Before reading this book I believed that I and most other humans used our rational minds to make life's decisions. After reading this book I now know that the subconscious mind is a raging monster and the rational mind is the midget hanging on for dear life who thinks that since his hands are on the reigns that everything is under control. The following is an example of how some of the most important parts of our lives depend on guidance from our subconscious minds with very little training or formal preparation:"Children are coached on how to jump through a thousand scholastic hoops. Yet by far the most important decisions they will make are about whom to marry and whom to befriend, what to love and what to despise, and how to control impulses. On these matters, they are almost entirely on their own. We are good at talking about material incentives, but bad about talking about emotions and intuitions. We are good at teaching technical skills, but when it comes to the most important things, like character, we have almost nothing to say."
The objective of this book as stated by the author:
1. Synthesize the findings of research of the subconscious mind into one narrative.
2. Describe how this research influences the way we understand human nature.
3. Draw out the social, political, and moral implications of these findings.
4. Help counteract a bias in our culture to ignore the importance of the human subconscious mind.
5. Explore why experiments in improving the educational system almost always result in disappointing results.
6 Explore ways that integration of our true makeup could improved education.
David Brooks uses his journalistic skills to organized this material into an interesting and easy-to-read format. He narrates the lives to two fictional characters and follows every step of their development (from pre-conception through to death) to illustrate the findings of research findings from the fields of psychology, sociology, physiology, economics, politics, and neuroscience. At first I thought the use of fictional characters to demonstrate the nonfiction facts was a bit hokey. But by the end of the book I emotionally identified with these fictional friends, and I was sad to see them grow old and die.

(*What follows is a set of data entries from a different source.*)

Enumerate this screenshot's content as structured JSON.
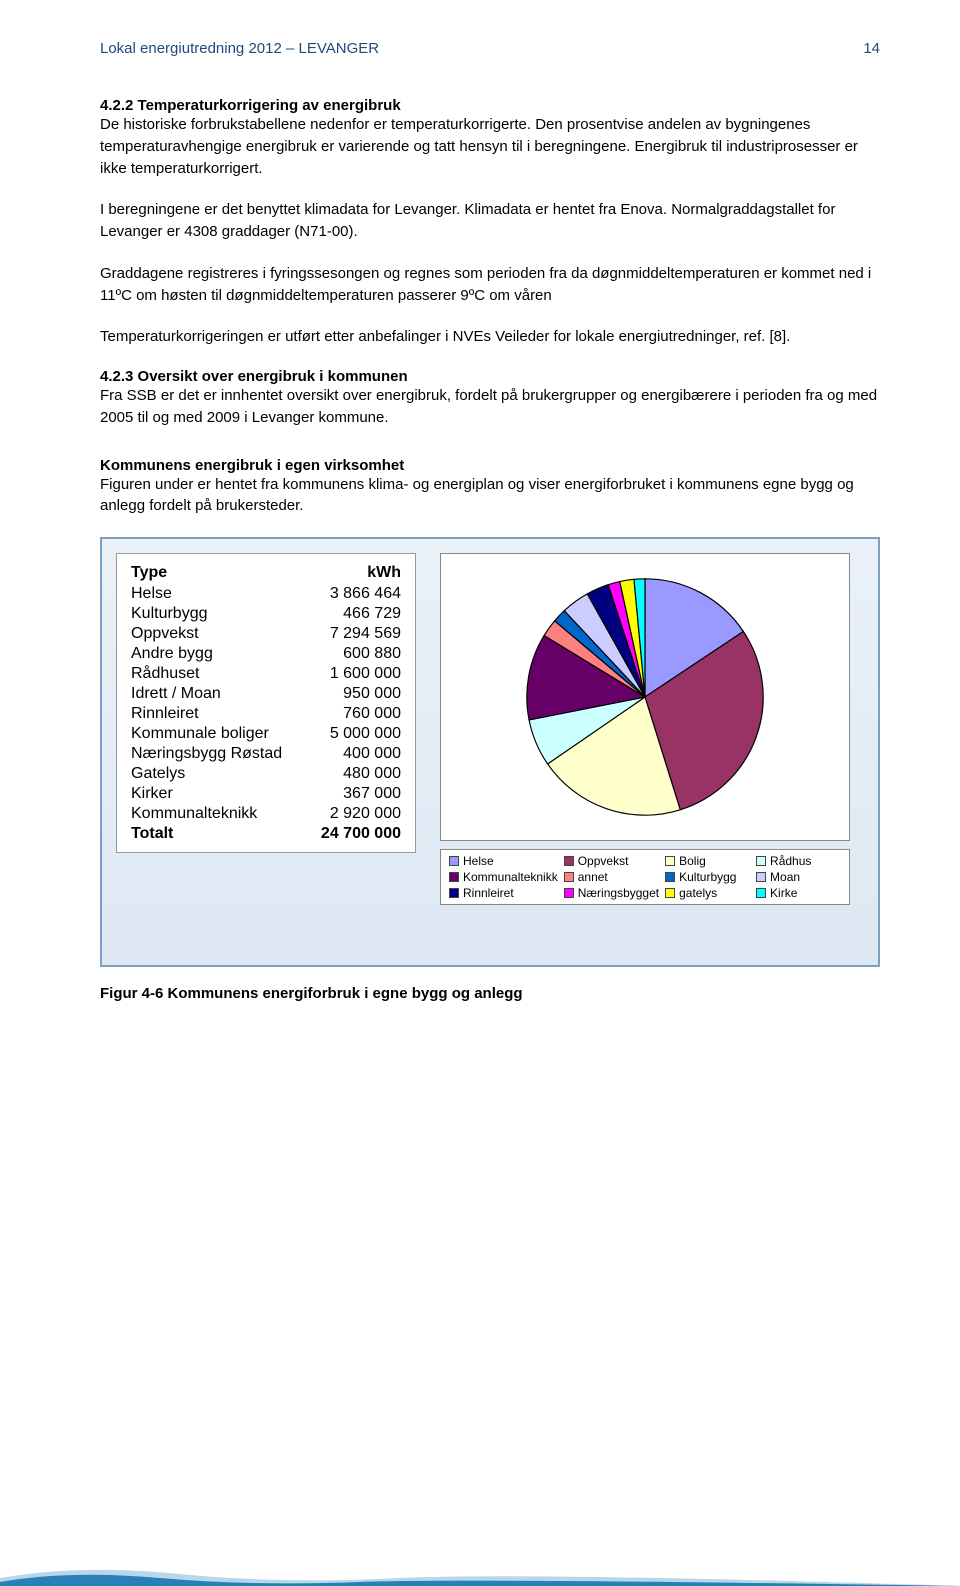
{
  "header": {
    "title": "Lokal energiutredning 2012 – LEVANGER",
    "page": "14"
  },
  "s422": {
    "heading": "4.2.2 Temperaturkorrigering av energibruk",
    "p1": "De historiske forbrukstabellene nedenfor er temperaturkorrigerte. Den prosentvise andelen av bygningenes temperaturavhengige energibruk er varierende og tatt hensyn til i beregningene. Energibruk til industriprosesser er ikke temperaturkorrigert.",
    "p2": "I beregningene er det benyttet klimadata for Levanger. Klimadata er hentet fra Enova. Normalgraddagstallet for Levanger er 4308 graddager (N71-00).",
    "p3a": "Graddagene registreres i fyringssesongen og regnes som perioden fra da døgnmiddeltemperaturen er kommet ned i 11",
    "p3deg1": "º",
    "p3b": "C om høsten til døgnmiddeltemperaturen passerer 9",
    "p3deg2": "º",
    "p3c": "C om våren",
    "p4": "Temperaturkorrigeringen er utført etter anbefalinger i NVEs Veileder for lokale energiutredninger, ref. [8]."
  },
  "s423": {
    "heading": "4.2.3 Oversikt over energibruk i kommunen",
    "p1": "Fra SSB er det er innhentet oversikt over energibruk, fordelt på brukergrupper og energibærere i perioden fra og med 2005 til og med 2009 i Levanger kommune.",
    "sub_heading": "Kommunens energibruk i egen virksomhet",
    "p2": "Figuren under er hentet fra kommunens klima- og energiplan og viser energiforbruket i kommunens egne bygg og anlegg fordelt på brukersteder."
  },
  "table": {
    "col1": "Type",
    "col2": "kWh",
    "rows": [
      {
        "label": "Helse",
        "value": "3 866 464"
      },
      {
        "label": "Kulturbygg",
        "value": "466 729"
      },
      {
        "label": "Oppvekst",
        "value": "7 294 569"
      },
      {
        "label": "Andre bygg",
        "value": "600 880"
      },
      {
        "label": "Rådhuset",
        "value": "1 600 000"
      },
      {
        "label": "Idrett / Moan",
        "value": "950 000"
      },
      {
        "label": "Rinnleiret",
        "value": "760 000"
      },
      {
        "label": "Kommunale boliger",
        "value": "5 000 000"
      },
      {
        "label": "Næringsbygg Røstad",
        "value": "400 000"
      },
      {
        "label": "Gatelys",
        "value": "480 000"
      },
      {
        "label": "Kirker",
        "value": "367 000"
      },
      {
        "label": "Kommunalteknikk",
        "value": "2 920 000"
      }
    ],
    "total_label": "Totalt",
    "total_value": "24 700 000"
  },
  "pie": {
    "type": "pie",
    "total": 24700000,
    "background_color": "#ffffff",
    "border_color": "#888888",
    "stroke": "#000000",
    "stroke_width": 1,
    "slices": [
      {
        "label": "Helse",
        "value": 3866464,
        "color": "#9999ff"
      },
      {
        "label": "Oppvekst",
        "value": 7294569,
        "color": "#993366"
      },
      {
        "label": "Bolig",
        "value": 5000000,
        "color": "#ffffcc"
      },
      {
        "label": "Rådhus",
        "value": 1600000,
        "color": "#ccffff"
      },
      {
        "label": "Kommunalteknikk",
        "value": 2920000,
        "color": "#660066"
      },
      {
        "label": "annet",
        "value": 600880,
        "color": "#ff8080"
      },
      {
        "label": "Kulturbygg",
        "value": 466729,
        "color": "#0066cc"
      },
      {
        "label": "Moan",
        "value": 950000,
        "color": "#ccccff"
      },
      {
        "label": "Rinnleiret",
        "value": 760000,
        "color": "#000080"
      },
      {
        "label": "Næringsbygget",
        "value": 400000,
        "color": "#ff00ff"
      },
      {
        "label": "gatelys",
        "value": 480000,
        "color": "#ffff00"
      },
      {
        "label": "Kirke",
        "value": 367000,
        "color": "#00ffff"
      }
    ]
  },
  "legend": {
    "items": [
      {
        "label": "Helse",
        "color": "#9999ff"
      },
      {
        "label": "Oppvekst",
        "color": "#993366"
      },
      {
        "label": "Bolig",
        "color": "#ffffcc"
      },
      {
        "label": "Rådhus",
        "color": "#ccffff"
      },
      {
        "label": "Kommunalteknikk",
        "color": "#660066"
      },
      {
        "label": "annet",
        "color": "#ff8080"
      },
      {
        "label": "Kulturbygg",
        "color": "#0066cc"
      },
      {
        "label": "Moan",
        "color": "#ccccff"
      },
      {
        "label": "Rinnleiret",
        "color": "#000080"
      },
      {
        "label": "Næringsbygget",
        "color": "#ff00ff"
      },
      {
        "label": "gatelys",
        "color": "#ffff00"
      },
      {
        "label": "Kirke",
        "color": "#00ffff"
      }
    ]
  },
  "figure_caption": "Figur 4-6 Kommunens energiforbruk i egne bygg og anlegg",
  "wave": {
    "color1": "#b8d8ea",
    "color2": "#2a7fb8"
  }
}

The following are some miscellaneous quotations from the book that I found interesting:"People rarely revise their first impression, they just become more confident that they are right."
"Subjects [were given] microsecond glimpses of the faces of competing politicians. … subjects could predict, 70 percent accuracy, who would win the election between the two candidates."
"Sensitive early [childhood] care predicted competence at every subsequent age. … Attachment-security and caregiver-sensitivity rating were related to reading and math scores throughout the school years. Children with insecure or avoidance attachments were much more likely to develop behavior problems at school. Kids who had dominating, intrusive, and unpredictable caregivers at six months were much more likely to be inattentive and hyperactive by school age."
"By observing quality of care at forty-two months … researchers could predict with 77 percent accuracy who would drop out of high school. Throwing in IQ and test-achievement data did not allow researchers to improve on that prediction’s accuracy."
"Attachment patterns in early childhood also helped predict the quality (though not the quantity) of other relationships later in life, especially romantic relationships."
"A child born into a family making $90,000 has a 50 percent chance of graduation from college by age twenty-four. A child born into a family making $70,000, has a one-in-four chance. A child born into a family making $45,000 has a one-in-ten chance. A child born into a family making $30,000 has a one-in-seventeen chance."